Alla fine l’intesa è stata raggiunta. La trattativa tra i legali del Carroccio e i giudici della Procura di Genova ha portato a una soluzione: per poter prelevare i 49 milioni che la Lega deve allo Stato, per il la truffa sui rimborsi elettorali illeciti, che il partito di Salvini ha incassato dal 2008 al 2010, si procederà a rate. In particolare per sequestrare l’intera somma saranno prelevati centomila euro a bimestre, per un totale di 600mila euro l’anno. “Non si tratta di un accordo” – ha specificato il procuratore capo di Genova Francesco Cozzima di una istanza da parte della difesa che attiene alle modalità di sequestro preventivo ed eseguibile”.

E ha aggiunto: “Abbiamo fatto quello che viene fatto in altre procedure analoghe, laddove agiamo in esecuzione.
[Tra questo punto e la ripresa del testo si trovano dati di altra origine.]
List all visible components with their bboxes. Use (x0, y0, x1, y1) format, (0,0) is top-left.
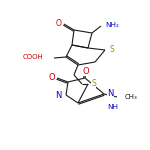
Text: O: O (83, 66, 89, 75)
Text: NH₂: NH₂ (105, 22, 119, 28)
Text: S: S (109, 45, 114, 54)
Text: CH₃: CH₃ (125, 94, 138, 100)
Text: NH: NH (107, 104, 118, 110)
Text: O: O (48, 74, 55, 82)
Text: O: O (55, 18, 61, 27)
Text: COOH: COOH (22, 54, 43, 60)
Text: N: N (56, 90, 62, 99)
Text: S: S (91, 80, 96, 88)
Text: N: N (107, 90, 113, 99)
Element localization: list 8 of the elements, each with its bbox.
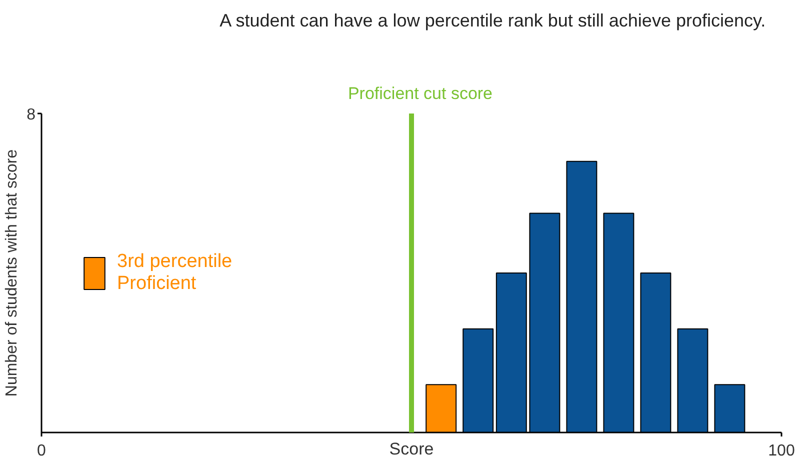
x-tick-label: 0 xyxy=(37,442,46,460)
y-tick-label: 8 xyxy=(26,106,36,124)
x-tick-label: 100 xyxy=(768,442,795,460)
x-axis-title: Score xyxy=(389,440,434,458)
ref-line-label: Proficient cut score xyxy=(348,84,493,103)
y-axis-title: Number of students with that score xyxy=(4,149,21,397)
chart-title: A student can have a low percentile rank but still achieve proficiency. xyxy=(220,10,766,30)
legend-label: 3rd percentile Proficient xyxy=(117,250,232,294)
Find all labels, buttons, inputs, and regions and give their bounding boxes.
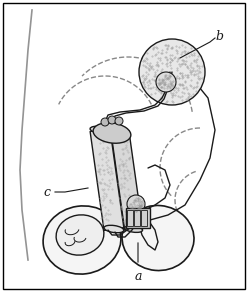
Bar [141,210,147,226]
Ellipse shape [90,126,110,134]
Text: b: b [215,29,223,43]
Circle shape [139,39,205,105]
Text: c: c [43,185,50,199]
Circle shape [156,72,176,92]
Ellipse shape [104,225,124,233]
Ellipse shape [56,215,104,255]
Ellipse shape [125,226,143,232]
Circle shape [115,117,123,125]
Ellipse shape [93,123,131,143]
Circle shape [127,195,145,213]
Bar [126,208,150,228]
Bar [134,210,140,226]
Polygon shape [111,131,143,230]
Circle shape [101,118,109,126]
Circle shape [108,116,116,124]
Text: a: a [134,270,142,283]
Bar [127,210,133,226]
Ellipse shape [111,129,129,135]
Polygon shape [90,128,124,230]
Ellipse shape [43,206,121,274]
Ellipse shape [122,206,194,270]
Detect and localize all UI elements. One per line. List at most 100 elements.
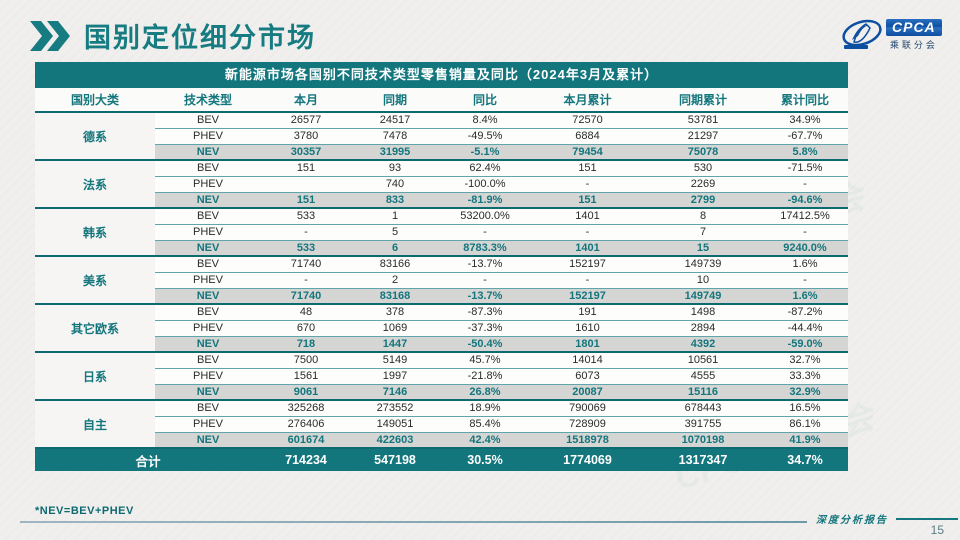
tech-type-cell: BEV: [155, 352, 261, 369]
value-cell: -87.3%: [439, 304, 531, 321]
tech-type-cell: PHEV: [155, 416, 261, 433]
footer-divider: [896, 518, 958, 520]
value-cell: -71.5%: [762, 160, 848, 177]
tech-type-cell: NEV: [155, 192, 261, 209]
value-cell: 2: [351, 272, 439, 289]
value-cell: 151: [531, 192, 644, 209]
value-cell: 16.5%: [762, 400, 848, 417]
col-header: 本月累计: [531, 88, 644, 113]
value-cell: 48: [261, 304, 351, 321]
table-header-row: 国别大类 技术类型 本月 同期 同比 本月累计 同期累计 累计同比: [35, 88, 848, 113]
value-cell: 6073: [531, 368, 644, 385]
total-value: 1317347: [644, 448, 762, 471]
value-cell: 7478: [351, 128, 439, 145]
cpca-logo: CPCA 乘联分会: [840, 18, 952, 52]
value-cell: 1498: [644, 304, 762, 321]
table-row: 自主 BEV 325268 273552 18.9% 790069 678443 16.5%: [35, 400, 848, 449]
value-cell: 1.6%: [762, 288, 848, 305]
tech-type-cell: PHEV: [155, 368, 261, 385]
value-cell: -: [762, 224, 848, 241]
table-body: 德系 BEV 26577 24517 8.4% 72570 53781 34.9% PHEV 37…: [35, 112, 848, 449]
value-cell: 83168: [351, 288, 439, 305]
tech-type-cell: BEV: [155, 256, 261, 273]
table-row: PHEV 1561 1997 -21.8% 6073 4555 33.3%: [35, 368, 848, 385]
value-cell: 26577: [261, 112, 351, 129]
value-cell: -: [261, 272, 351, 289]
value-cell: 24517: [351, 112, 439, 129]
value-cell: -21.8%: [439, 368, 531, 385]
value-cell: -100.0%: [439, 176, 531, 193]
footer-report-label: 深度分析报告: [816, 515, 888, 526]
table-row: NEV 71740 83168 -13.7% 152197 149749 1.6%: [35, 288, 848, 305]
value-cell: 2799: [644, 192, 762, 209]
table-row: PHEV 670 1069 -37.3% 1610 2894 -44.4%: [35, 320, 848, 337]
value-cell: 740: [351, 176, 439, 193]
table-row: PHEV -2- -10-: [35, 272, 848, 289]
value-cell: 1518978: [531, 432, 644, 449]
slide-header: 国别定位细分市场: [30, 16, 316, 55]
value-cell: 4392: [644, 336, 762, 353]
value-cell: -44.4%: [762, 320, 848, 337]
value-cell: -5.1%: [439, 144, 531, 161]
value-cell: 17412.5%: [762, 208, 848, 225]
value-cell: 2269: [644, 176, 762, 193]
page-number: 15: [930, 523, 944, 537]
value-cell: 149749: [644, 288, 762, 305]
value-cell: 152197: [531, 288, 644, 305]
value-cell: 1070198: [644, 432, 762, 449]
table-row: 美系 BEV 71740 83166 -13.7% 152197 149739 1.6%: [35, 256, 848, 305]
value-cell: 6: [351, 240, 439, 257]
col-header: 同期累计: [644, 88, 762, 113]
table-row: PHEV 3780 7478 -49.5% 6884 21297 -67.7%: [35, 128, 848, 145]
cpca-logo-text: CPCA: [886, 19, 942, 36]
value-cell: -67.7%: [762, 128, 848, 145]
value-cell: 1447: [351, 336, 439, 353]
table-row: 德系 BEV 26577 24517 8.4% 72570 53781 34.9%: [35, 112, 848, 161]
value-cell: -: [531, 224, 644, 241]
value-cell: 728909: [531, 416, 644, 433]
value-cell: -: [261, 224, 351, 241]
value-cell: 8.4%: [439, 112, 531, 129]
value-cell: -13.7%: [439, 288, 531, 305]
total-value: 714234: [261, 448, 351, 471]
value-cell: 1.6%: [762, 256, 848, 273]
tech-type-cell: PHEV: [155, 320, 261, 337]
tech-type-cell: NEV: [155, 240, 261, 257]
value-cell: 422603: [351, 432, 439, 449]
value-cell: 276406: [261, 416, 351, 433]
table-row: 法系 BEV 151 93 62.4% 151 530 -71.5%: [35, 160, 848, 209]
country-cell: 韩系: [35, 208, 155, 257]
value-cell: 7500: [261, 352, 351, 369]
country-cell: 美系: [35, 256, 155, 305]
tech-type-cell: PHEV: [155, 176, 261, 193]
table-row: PHEV 740 -100.0% -2269-: [35, 176, 848, 193]
value-cell: 10561: [644, 352, 762, 369]
tech-type-cell: NEV: [155, 336, 261, 353]
value-cell: -: [531, 272, 644, 289]
value-cell: 149739: [644, 256, 762, 273]
value-cell: -50.4%: [439, 336, 531, 353]
tech-type-cell: BEV: [155, 208, 261, 225]
table-row: NEV 151 833 -81.9% 151 2799 -94.6%: [35, 192, 848, 209]
value-cell: 5: [351, 224, 439, 241]
value-cell: -: [762, 272, 848, 289]
value-cell: 5149: [351, 352, 439, 369]
value-cell: 1401: [531, 240, 644, 257]
table-caption: 新能源市场各国别不同技术类型零售销量及同比（2024年3月及累计）: [35, 62, 848, 88]
value-cell: 1997: [351, 368, 439, 385]
value-cell: -59.0%: [762, 336, 848, 353]
footer-divider: [20, 521, 807, 523]
value-cell: 2894: [644, 320, 762, 337]
value-cell: 152197: [531, 256, 644, 273]
table-row: 其它欧系 BEV 48 378 -87.3% 191 1498 -87.2%: [35, 304, 848, 353]
value-cell: -13.7%: [439, 256, 531, 273]
value-cell: -81.9%: [439, 192, 531, 209]
sales-table-container: 新能源市场各国别不同技术类型零售销量及同比（2024年3月及累计） 国别大类 技…: [35, 62, 848, 471]
value-cell: 1801: [531, 336, 644, 353]
value-cell: 151: [531, 160, 644, 177]
value-cell: -94.6%: [762, 192, 848, 209]
value-cell: 1069: [351, 320, 439, 337]
value-cell: 21297: [644, 128, 762, 145]
value-cell: 15: [644, 240, 762, 257]
page-title: 国别定位细分市场: [84, 23, 316, 53]
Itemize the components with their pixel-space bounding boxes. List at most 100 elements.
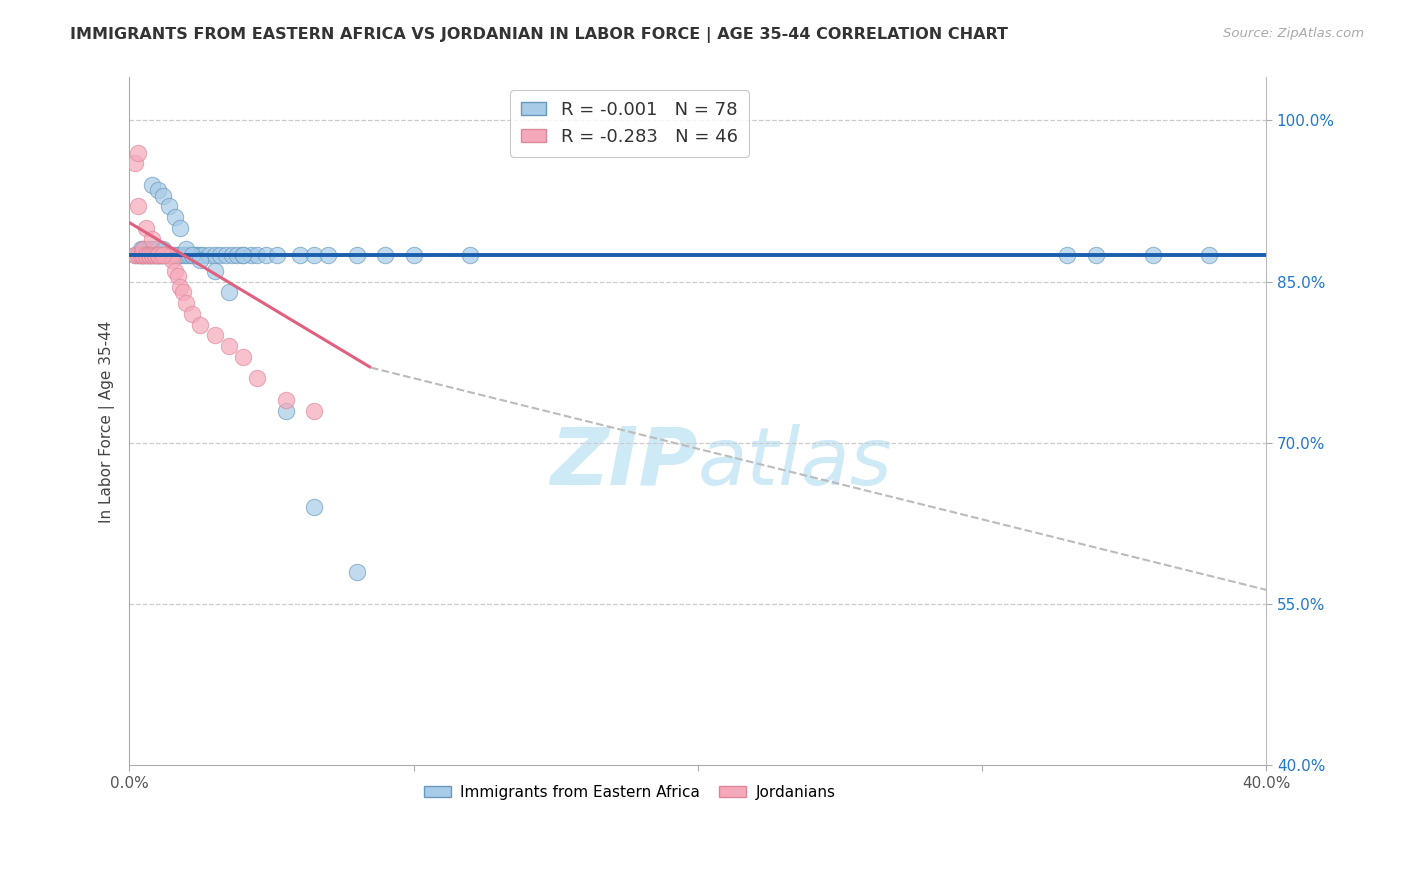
Point	[132, 248, 155, 262]
Point	[135, 248, 157, 262]
Point	[402, 248, 425, 262]
Point	[129, 248, 152, 262]
Point	[135, 243, 157, 257]
Point	[163, 210, 186, 224]
Point	[157, 199, 180, 213]
Point	[274, 403, 297, 417]
Point	[266, 248, 288, 262]
Point	[1084, 248, 1107, 262]
Point	[274, 392, 297, 407]
Point	[129, 248, 152, 262]
Point	[135, 248, 157, 262]
Point	[302, 500, 325, 515]
Point	[124, 156, 146, 170]
Point	[302, 403, 325, 417]
Point	[174, 243, 197, 257]
Point	[166, 248, 188, 262]
Point	[138, 248, 160, 262]
Point	[143, 248, 166, 262]
Point	[143, 248, 166, 262]
Point	[143, 248, 166, 262]
Point	[138, 243, 160, 257]
Point	[183, 248, 205, 262]
Point	[141, 178, 163, 192]
Point	[132, 243, 155, 257]
Text: Source: ZipAtlas.com: Source: ZipAtlas.com	[1223, 27, 1364, 40]
Point	[146, 248, 169, 262]
Point	[146, 243, 169, 257]
Point	[132, 248, 155, 262]
Point	[138, 248, 160, 262]
Point	[174, 248, 197, 262]
Point	[141, 248, 163, 262]
Point	[157, 248, 180, 262]
Point	[155, 248, 177, 262]
Point	[132, 248, 155, 262]
Point	[146, 248, 169, 262]
Y-axis label: In Labor Force | Age 35-44: In Labor Force | Age 35-44	[100, 320, 115, 523]
Point	[157, 248, 180, 262]
Point	[135, 248, 157, 262]
Point	[149, 248, 172, 262]
Point	[149, 248, 172, 262]
Point	[169, 248, 191, 262]
Point	[152, 243, 174, 257]
Point	[288, 248, 311, 262]
Point	[169, 220, 191, 235]
Point	[188, 248, 211, 262]
Point	[218, 285, 240, 300]
Point	[143, 248, 166, 262]
Point	[129, 243, 152, 257]
Point	[160, 253, 183, 268]
Point	[141, 248, 163, 262]
Point	[146, 248, 169, 262]
Point	[152, 188, 174, 202]
Point	[146, 248, 169, 262]
Point	[177, 248, 200, 262]
Point	[374, 248, 396, 262]
Point	[316, 248, 339, 262]
Point	[135, 220, 157, 235]
Point	[172, 248, 194, 262]
Point	[138, 248, 160, 262]
Text: atlas: atlas	[697, 424, 893, 501]
Point	[152, 248, 174, 262]
Point	[221, 248, 243, 262]
Point	[180, 248, 202, 262]
Point	[204, 264, 226, 278]
Point	[160, 248, 183, 262]
Point	[174, 296, 197, 310]
Point	[135, 248, 157, 262]
Point	[169, 280, 191, 294]
Point	[127, 199, 149, 213]
Point	[180, 307, 202, 321]
Point	[163, 248, 186, 262]
Text: ZIP: ZIP	[550, 424, 697, 501]
Point	[1056, 248, 1078, 262]
Point	[127, 145, 149, 160]
Point	[302, 248, 325, 262]
Point	[204, 248, 226, 262]
Point	[180, 248, 202, 262]
Point	[132, 248, 155, 262]
Point	[204, 328, 226, 343]
Point	[172, 285, 194, 300]
Point	[152, 248, 174, 262]
Point	[127, 248, 149, 262]
Point	[246, 371, 269, 385]
Point	[218, 339, 240, 353]
Point	[1198, 248, 1220, 262]
Point	[215, 248, 238, 262]
Point	[232, 350, 254, 364]
Point	[132, 243, 155, 257]
Point	[186, 248, 208, 262]
Point	[209, 248, 232, 262]
Point	[460, 248, 482, 262]
Point	[155, 248, 177, 262]
Point	[254, 248, 277, 262]
Point	[232, 248, 254, 262]
Point	[191, 248, 214, 262]
Point	[346, 248, 368, 262]
Point	[157, 248, 180, 262]
Point	[155, 248, 177, 262]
È un meccanismo che la procura ha già seguito per i crediti erariali, per cui una società può subire sequestro preventivo. Credo che abbiamo raggiunto un punto di equilibrio e perseguito gli interessi dello Stato”. 

La soglia minima è quella stabilita, ma se il partito dovesse incamerare di più, al netto delle spese della gestione ordinaria, la cifra prelevata dalla procura aumenterebbe. I soldi della Lega verranno messi a disposizione su un conto dedicato, a disposizione della Guardia di finanza. Al momento nella cassaforte della Lega, secondo quanto sostenuto dai legali del Carroccio, ci sarebbero 130mila euro che verranno subito acquisiti. Il denaro potrà arrivare o dall’affitto di via Bellerio, sede milanese del partito, o da quello che la Lega ottiene in altro modo, scritto in bilancio certificato a partire dall’esercizio del 2019. E’ quanto prevede l’intesa raggiunta sulle modalità di sequestro dei 49 milioni di euro rese note dal procuratore di Genova Francesco Cozzi e dall’aggiunto Francesco Pinto.